The usefulness of good grammar
Why is good grammar important?
In the Indian mainstream media at least, it appears that readers won’t penalise reporters and editors for imperfect use of grammar and punctuation. To be clear, they will notice – and many will avoid – bad writing; at the same time, readers are unlikely to credit articles that got their grammar and punctuation pitch-perfect. In short, good grammar doesn’t seem to improve return-on-investment but bad grammar reduces it.
This isn’t surprising: English has always been much of India’s second language, especially among its middle class. The premium placed on perfect grammar is much lower than that placed on simply being fluent with the language at the intermediary level. In most instances, in fact, the value of better grammar is and remains an unknown-unknown.
However, what I like most about perfecting the use of grammar and punctuation is that doing so provides a sort of polish to the text that greatly improves its readability. This is somewhat like the attention Apple pays to the UX of its iPhones: it isn’t just that the hardware-software synergy is excellent or that the designs make the UI look exquisite; it is that, like good grammar, Apple ensures the tiniest details are in line with the overarching experiential philosophy, so that the user moves with equal ease through different parts of the phone. In the same way, without good grammar, the text becomes a bit of a bumpy ride.
It’s the cost of this bumpiness that seems to determine whether or not better grammar is linked to the publisher’s stature.
Within the iPhone metaphor, design perfection is closely associated with the iPhone’s reputation as a premium item, the same way the appropriate use of language is associated with publications like The Baffler and The New York Review of Books (but not The New Yorker, for reasons described here), which bank on literary as well as narrative correctness to appear, and read, classy.
However, this aesthetic is seemingly confined to mainstream publications in the West and, in India, to magazines that are okay with presenting the sort of English that is as classy to the discerning reader as it seems elitist to the one who hasn’t spent a lifetime among books. To the latter, text laden with the uneven use of grammar isn’t bumpy reading at all as much as something that reads just fine. So the publisher that publishes such writing isn’t penalised for it.
Then again, is it fair to judge grammar’s value according to its financial implications? It makes sense with iPhone and design: a flawed UX is quite likely to precipitate a decline in sales, and sales is what Apple – like any corporation – lives for. It also makes sense if you have a publisher like Times of India in mind. But how do things work at The Wire?

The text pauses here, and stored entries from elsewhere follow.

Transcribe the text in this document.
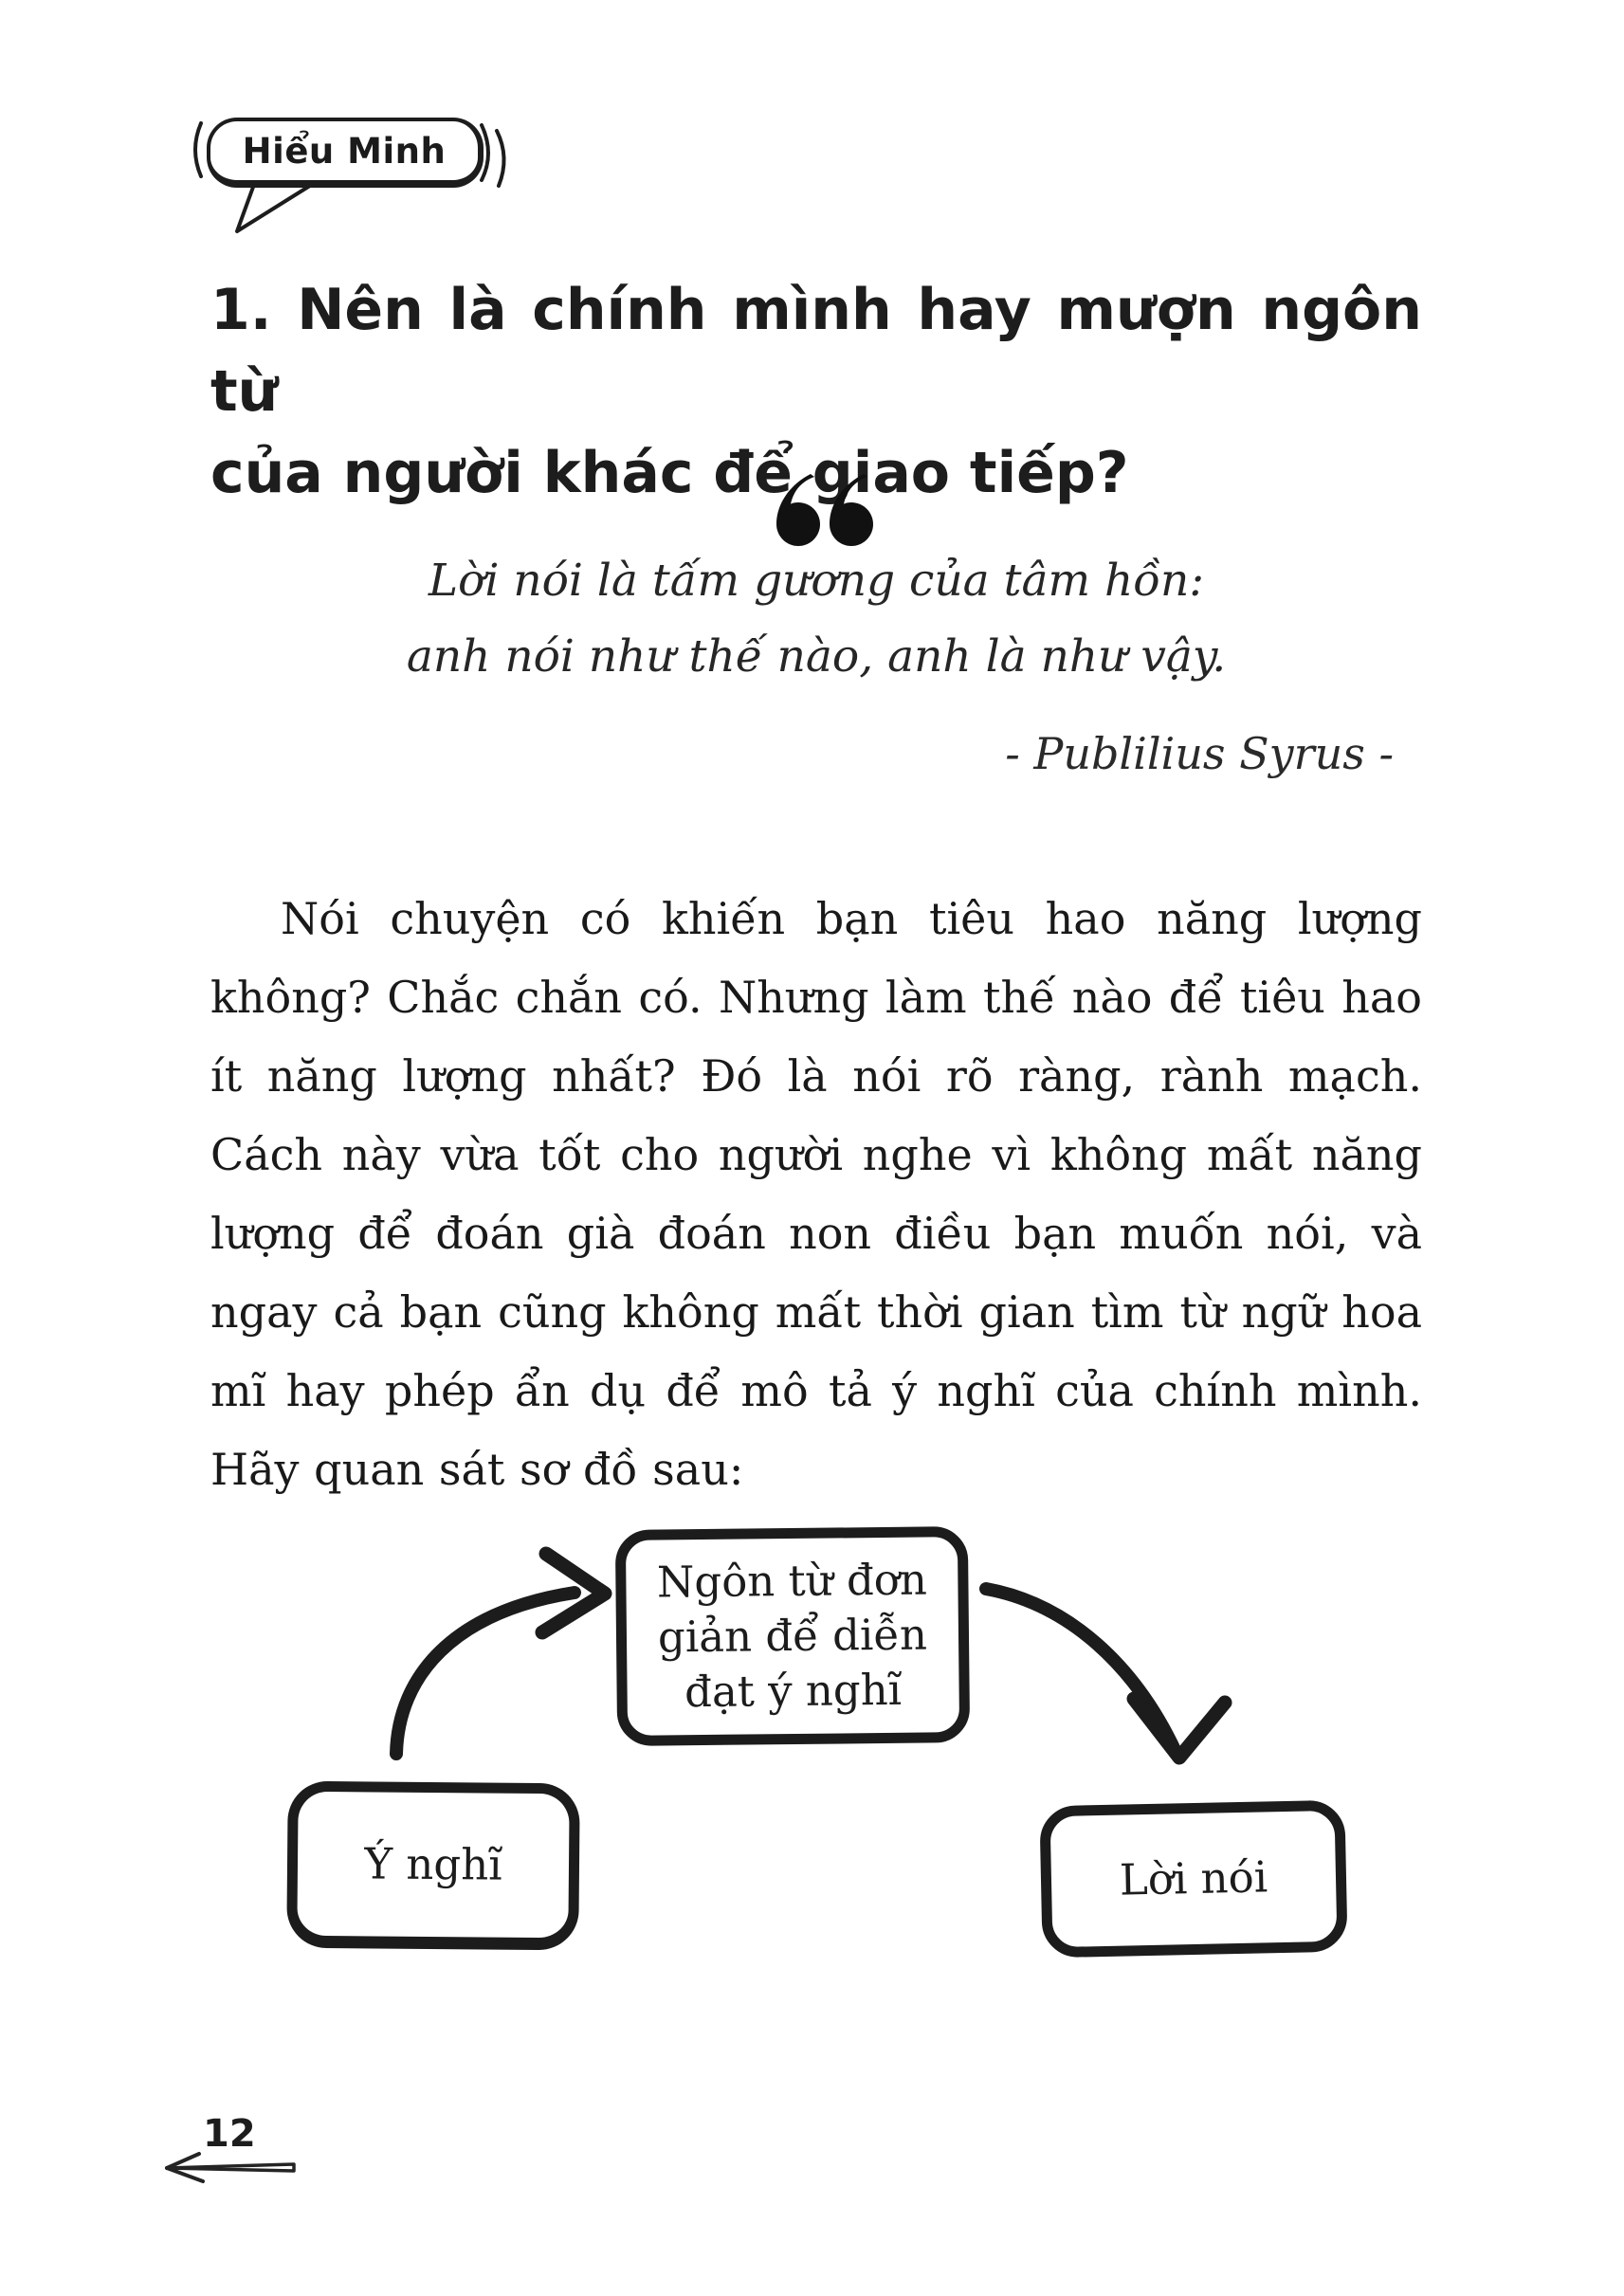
Hiểu Minh
1. Nên là chính mình hay mượn ngôn từ
của người khác để giao tiếp?
Lời nói là tấm gương của tâm hồn:
anh nói như thế nào, anh là như vậy.
- Publilius Syrus -
Nói chuyện có khiến bạn tiêu hao năng lượng không? Chắc chắn có. Nhưng làm thế nào để tiêu hao ít năng lượng nhất? Đó là nói rõ ràng, rành mạch. Cách này vừa tốt cho người nghe vì không mất năng lượng để đoán già đoán non điều bạn muốn nói, và ngay cả bạn cũng không mất thời gian tìm từ ngữ hoa mĩ hay phép ẩn dụ để mô tả ý nghĩ của chính mình. Hãy quan sát sơ đồ sau:
Ngôn từ đơn giản để diễn đạt ý nghĩ
Ý nghĩ	Lời nói
12
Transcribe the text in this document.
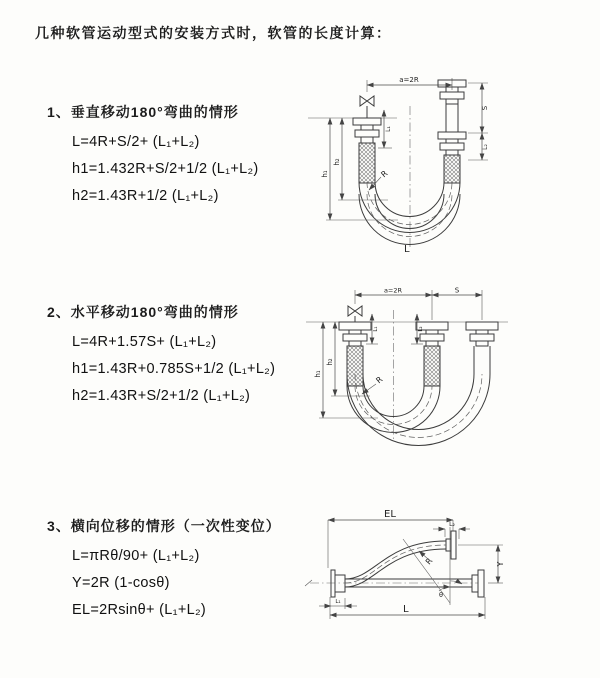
几种软管运动型式的安装方式时，软管的长度计算：
1、垂直移动180°弯曲的情形
L=4R+S/2+ (L₁+L₂)
h1=1.432R+S/2+1/2 (L₁+L₂)
h2=1.43R+1/2 (L₁+L₂)
2、水平移动180°弯曲的情形
L=4R+1.57S+ (L₁+L₂)
h1=1.43R+0.785S+1/2 (L₁+L₂)
h2=1.43R+S/2+1/2 (L₁+L₂)
3、横向位移的情形（一次性变位）
L=πRθ/90+ (L₁+L₂)
Y=2R (1-cosθ)
EL=2Rsinθ+ (L₁+L₂)
a=2R
h₁
h₂
L₁
S
L₂
R
L
a=2R	S
h₁
h₂
L₁	L₂
R
EL
L₂
θ
R	Y
L
L₁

As with any nonprofit news publication that runs on donations from readers, good grammar and punctuation offer The Wire a way to render our articles more gratifying as long as the exercise remains cost-effective. But when it comes in the way of a more valuable target, such as higher volume, it becomes secondary if only because our resources are painfully finite. To prevent this from happening in the longer run, we must couple the quality of writing with the notion of public interest itself. So we come to the more important question: could good grammar be in the public interest?
At first, good grammar seems almost unnecessary, indulgent even, until you consider the connections between good writing and thinking. Being able to compose complex sentences anticipates room to compose complex thoughts and allows us to assimilate complex ideas. We may not need language itself to think, but insofar as we wish to instrumentalise the communication of complex ideas as a weapon against anti-intellectualism, we must become and remain fluent with how grammar and punctuation allow us to nearly exactly communicate semantic formations constructed by the mind.
In fact, it would be safe to dispense with the “nearly” as well: we cannot communicate ideas more complicated than what our language affords us. Therefore, the more versatile our language is and the better we are able to use it, the more opportunities we give ourselves to accommodate new ideas and fight against bad ones.
There are limitations, of course, such as with a lot of academic writing these days that is dense for density’s sake. But short of that, not making efforts to improve the way we use the rules of grammar and the opportunities of punctuation could mire us deeper and deeper, in a world becoming more vast by the day, in knowledge that is only becoming more stale and – as many scholars have recognised – in attitudes more anti-intellectual. Of course, not everything there is to learn has to be so complicated and most of us will almost certainly expend our lives still exploring the simpler realms, but in the overarching scheme, exposing ourselves to the more challenging aspects of language will equip us to go wherever we may as a society.
This is also an admittedly circuitous justification for the continued use of good grammar – given humankind’s now-famously short attention span – and one that we may not always remember on the level of the day-to-day. But just as with good grammar, the usefulness of good grammar only shows itself with prolonged use, and this should be easier to remember.